If we want to respond to these and a host of other concerns, we need new measures. Researchers can fill this gap, by developing, publicizing, and explaining alternative approaches to assessing COVID-caused mortality. Crafting these measures will be a challenging endeavor, requiring reflection on society’s varied interests, goals, and values. It might seem as if this sort of reflection is beyond the purview of scientists—that scientists should deal purely in facts. But society’s varied interests, goals, and values pervade science, too, even if we often pretend they don’t. When scientists choose research questions, define terms, analyze data, and manage uncertainty (for example, in arriving at a crisp single integer for COVID deaths), their choices reflect their interests, goals, and values, even if they are not consciously reflecting on such factors.
There remains the question of precisely how scientists should navigate these treacherous waters.

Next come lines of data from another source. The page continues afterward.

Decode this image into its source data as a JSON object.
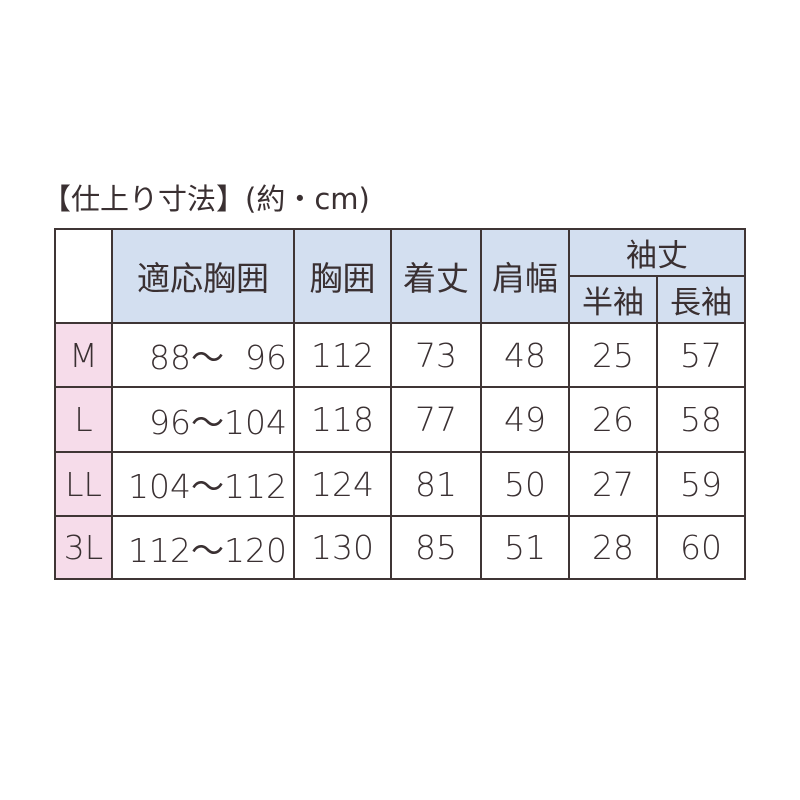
{
  "title": "【仕上り寸法】(約・cm)",
  "colors": {
    "header_bg": "#d3dff0",
    "size_bg": "#f6dcea",
    "border": "#3f3535",
    "text": "#3a3032"
  },
  "headers": {
    "chest_fit": "適応胸囲",
    "chest": "胸囲",
    "length": "着丈",
    "shoulder": "肩幅",
    "sleeve": "袖丈",
    "short_sleeve": "半袖",
    "long_sleeve": "長袖"
  },
  "rows": [
    {
      "size": "M",
      "chest_fit": "88～  96",
      "chest": "112",
      "length": "73",
      "shoulder": "48",
      "short_sleeve": "25",
      "long_sleeve": "57"
    },
    {
      "size": "L",
      "chest_fit": "96～104",
      "chest": "118",
      "length": "77",
      "shoulder": "49",
      "short_sleeve": "26",
      "long_sleeve": "58"
    },
    {
      "size": "LL",
      "chest_fit": "104～112",
      "chest": "124",
      "length": "81",
      "shoulder": "50",
      "short_sleeve": "27",
      "long_sleeve": "59"
    },
    {
      "size": "3L",
      "chest_fit": "112～120",
      "chest": "130",
      "length": "85",
      "shoulder": "51",
      "short_sleeve": "28",
      "long_sleeve": "60"
    }
  ]
}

My own view is that this is an ideal place for scientists to involve the public, for truly engaged forms of citizen science. Scientists could recruit diverse members of the public and present them with scenarios such as the ones discussed here—the COPD patient, the fearful heart attack victim, the delayed cancer screenings, the increases in domestic violence, and a host of others—and talk with them about which deaths they have in mind when they think about COVID deaths. My suspicion is that what would emerge wouldn’t line up neatly with either of our current ways of measuring COVID-caused mortality—and would therefore constitute an important contribution to the understanding of the pandemic among the public and scientists alike.